Wikileaks cable of May 18, 2007 to the State Department shows that Blake was informed in detail about the extensive use of sexual violence and rape by security forces, with the help of paramilitaries under Devananda and Karuna. In the same cable, Blake also lists other serious crimes being committed by security forces against Tamil and Muslim civilians, including killings (including members of Parliament), disappearances, kidnappings etc, and of the compliity and direction of senior leaders, including Mr. Gotabhaya Rajapkse. However, Blake makes light of the information as "no smoking gun,” and took no meaningful action to protect the victims, except to exhort the Government to observe" international norms."

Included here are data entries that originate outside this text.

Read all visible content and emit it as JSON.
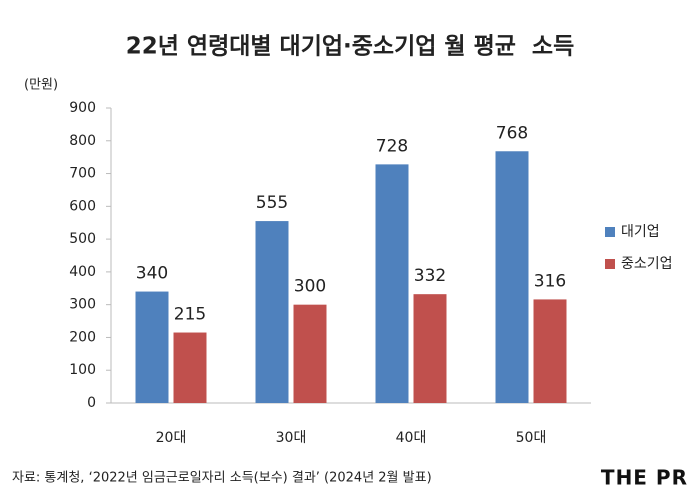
{
  "chart_data": {
    "type": "bar",
    "title": "22년 연령대별 대기업·중소기업 월 평균  소득",
    "y_label": "(만원)",
    "categories": [
      "20대",
      "30대",
      "40대",
      "50대"
    ],
    "series": [
      {
        "name": "대기업",
        "color": "#4f81bd",
        "values": [
          340,
          555,
          728,
          768
        ]
      },
      {
        "name": "중소기업",
        "color": "#c0504d",
        "values": [
          215,
          300,
          332,
          316
        ]
      }
    ],
    "ylim": [
      0,
      900
    ],
    "yticks": [
      0,
      100,
      200,
      300,
      400,
      500,
      600,
      700,
      800,
      900
    ],
    "grid": false,
    "legend": "right",
    "source": "자료: 통계청, ‘2022년 임금근로일자리 소득(보수) 결과’ (2024년 2월 발표)",
    "logo": "THE PR"
  }
}
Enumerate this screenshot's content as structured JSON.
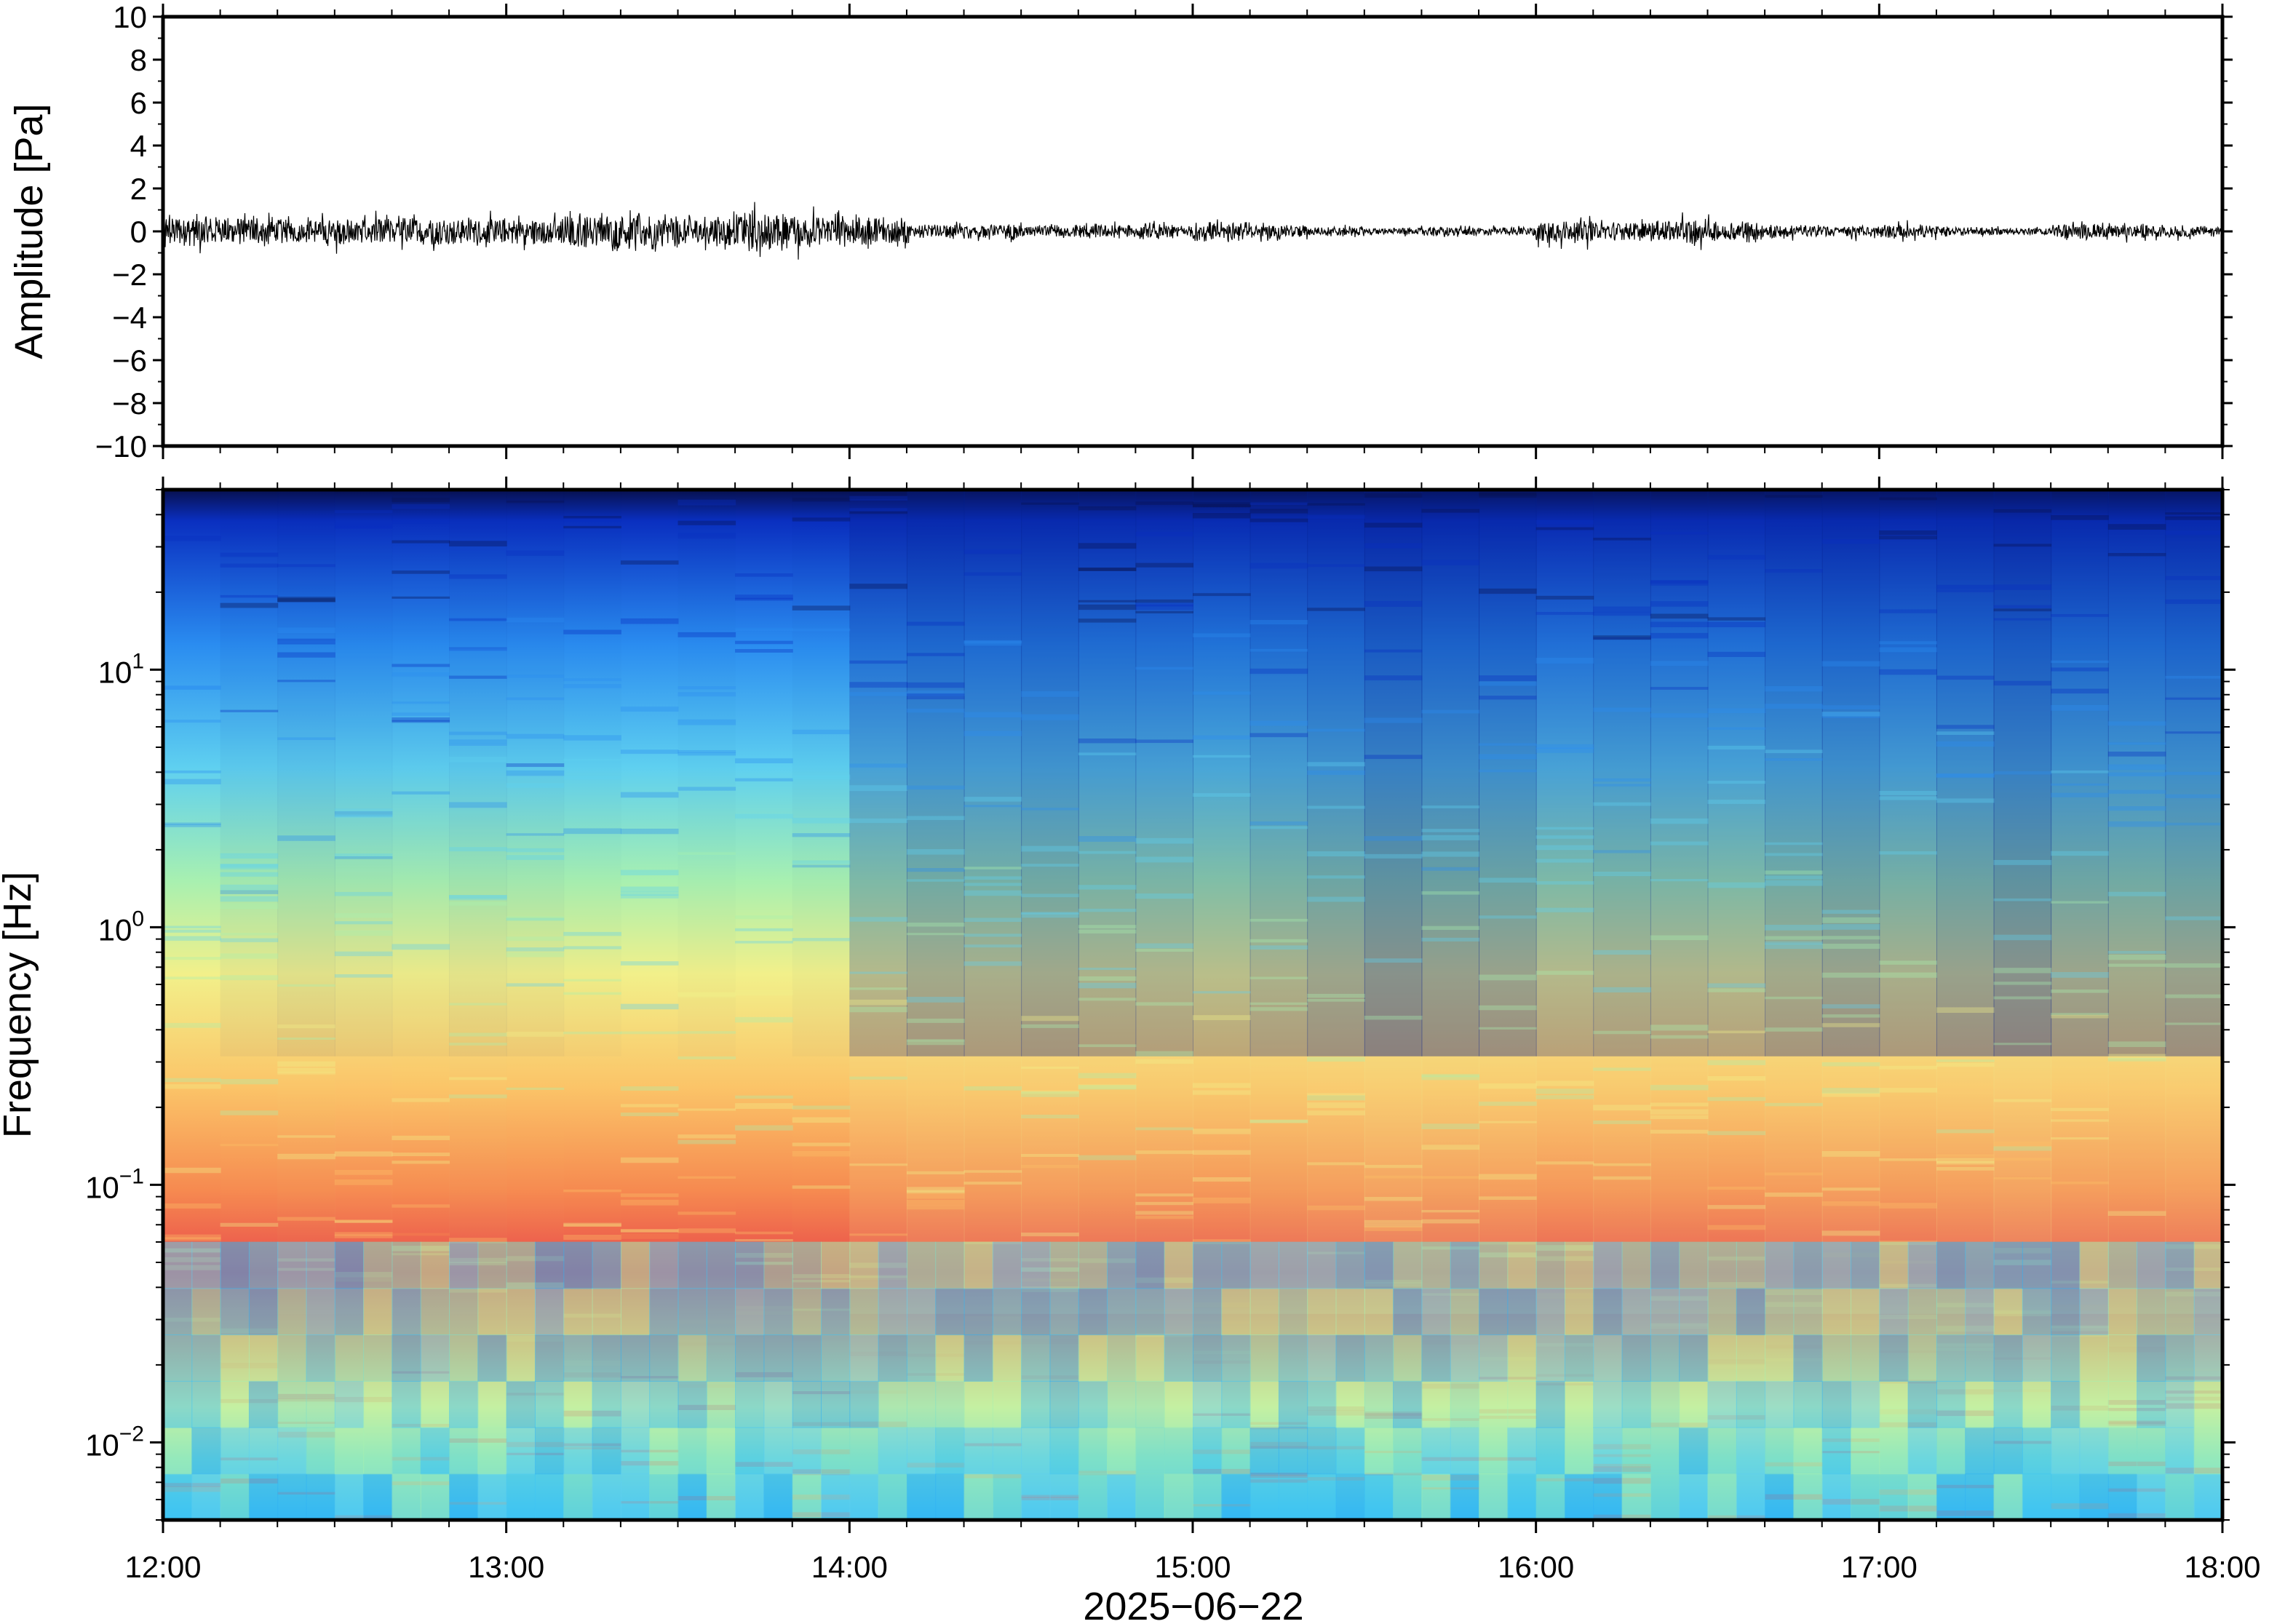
{
  "chart_data": [
    {
      "type": "line",
      "title": "",
      "ylabel": "Amplitude [Pa]",
      "xlabel": "",
      "ylim": [
        -10,
        10
      ],
      "yticks": [
        10,
        8,
        6,
        4,
        2,
        0,
        -2,
        -4,
        -6,
        -8,
        -10
      ],
      "ytick_labels": [
        "10",
        "8",
        "6",
        "4",
        "2",
        "0",
        "−2",
        "−4",
        "−6",
        "−8",
        "−10"
      ],
      "xlim": [
        "2025-06-22 12:00",
        "2025-06-22 18:00"
      ],
      "grid": false,
      "series_color": "#000000",
      "envelope": {
        "note_type": "approximate peak amplitude per 10-minute block",
        "time": [
          "12:00",
          "12:10",
          "12:20",
          "12:30",
          "12:40",
          "12:50",
          "13:00",
          "13:10",
          "13:20",
          "13:30",
          "13:40",
          "13:50",
          "14:00",
          "14:10",
          "14:20",
          "14:30",
          "14:40",
          "14:50",
          "15:00",
          "15:10",
          "15:20",
          "15:30",
          "15:40",
          "15:50",
          "16:00",
          "16:10",
          "16:20",
          "16:30",
          "16:40",
          "16:50",
          "17:00",
          "17:10",
          "17:20",
          "17:30",
          "17:40",
          "17:50"
        ],
        "peak": [
          1.4,
          1.3,
          1.1,
          1.2,
          1.3,
          1.1,
          1.2,
          1.5,
          1.5,
          1.4,
          1.7,
          1.5,
          1.3,
          0.6,
          0.6,
          0.5,
          0.6,
          0.6,
          0.9,
          0.6,
          0.4,
          0.3,
          0.4,
          0.4,
          1.1,
          0.8,
          1.0,
          0.9,
          0.6,
          0.5,
          0.6,
          0.4,
          0.3,
          0.7,
          0.6,
          0.5
        ]
      }
    },
    {
      "type": "heatmap",
      "title": "",
      "ylabel": "Frequency [Hz]",
      "xlabel": "2025−06−22",
      "xlim": [
        "2025-06-22 12:00",
        "2025-06-22 18:00"
      ],
      "xtick_labels": [
        "12:00",
        "13:00",
        "14:00",
        "15:00",
        "16:00",
        "17:00",
        "18:00"
      ],
      "yscale": "log",
      "ylim": [
        0.005,
        50
      ],
      "yticks": [
        0.01,
        0.1,
        1,
        10
      ],
      "ytick_labels": [
        {
          "base": "10",
          "exp": "−2"
        },
        {
          "base": "10",
          "exp": "−1"
        },
        {
          "base": "10",
          "exp": "0"
        },
        {
          "base": "10",
          "exp": "1"
        }
      ],
      "colormap": [
        "#08104e",
        "#0a2fc0",
        "#2a8cf0",
        "#5fd0f0",
        "#a8f0b0",
        "#f2f08a",
        "#fbc468",
        "#f68a50",
        "#e8484a"
      ],
      "grid": false,
      "transition_time": "14:03",
      "time_blocks": [
        "12:00",
        "12:10",
        "12:20",
        "12:30",
        "12:40",
        "12:50",
        "13:00",
        "13:10",
        "13:20",
        "13:30",
        "13:40",
        "13:50",
        "14:00",
        "14:10",
        "14:20",
        "14:30",
        "14:40",
        "14:50",
        "15:00",
        "15:10",
        "15:20",
        "15:30",
        "15:40",
        "15:50",
        "16:00",
        "16:10",
        "16:20",
        "16:30",
        "16:40",
        "16:50",
        "17:00",
        "17:10",
        "17:20",
        "17:30",
        "17:40",
        "17:50"
      ],
      "relative_power": [
        0.92,
        0.85,
        0.8,
        0.83,
        0.86,
        0.82,
        0.85,
        0.88,
        0.9,
        0.88,
        0.9,
        0.87,
        0.55,
        0.45,
        0.48,
        0.44,
        0.5,
        0.52,
        0.58,
        0.5,
        0.42,
        0.3,
        0.38,
        0.4,
        0.55,
        0.5,
        0.52,
        0.54,
        0.45,
        0.4,
        0.48,
        0.4,
        0.3,
        0.42,
        0.45,
        0.4
      ]
    }
  ]
}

While sexual violence and rape were being used as a tool of war in Sri Lanka as Secretary Clinton noted this in a statement to the UN Security Council in September 2009, when she said that "We have seen rape used as tactic of war before in Bosnia, Burma, Sri Lanka, and elsewhere," after vehement protests from Sri Lanka, the State Department quickly issued a "clarification"– "while there had been significant levels of rape through 2002 – 2003, in the most recent phase of the conflict from 2006-2009, we have not received reports that rape and sexual abuse were used as tool of war, as they clearly have been in other conflict areas of the world.”

This episode is symptomatic of Ambassador Blake’s role in Sri Lanka.

Further, Mano Ganesan, the recipient of US’s Freedom Award, in a recent article expressed his disappointment saying the award was only a propaganda blitz to show US as the savior, and that the US was not concerned about the casualties during the war, diaspora Tamil circles pointed out. Ganeson reiterated that during the current visit Blake should not mislead Tamils again, as he allegedly did earlier, "preaching" the notion of implementing the [defective] 13th Amendment after the war, and failing to ensure implementation of even that once the war was concluded.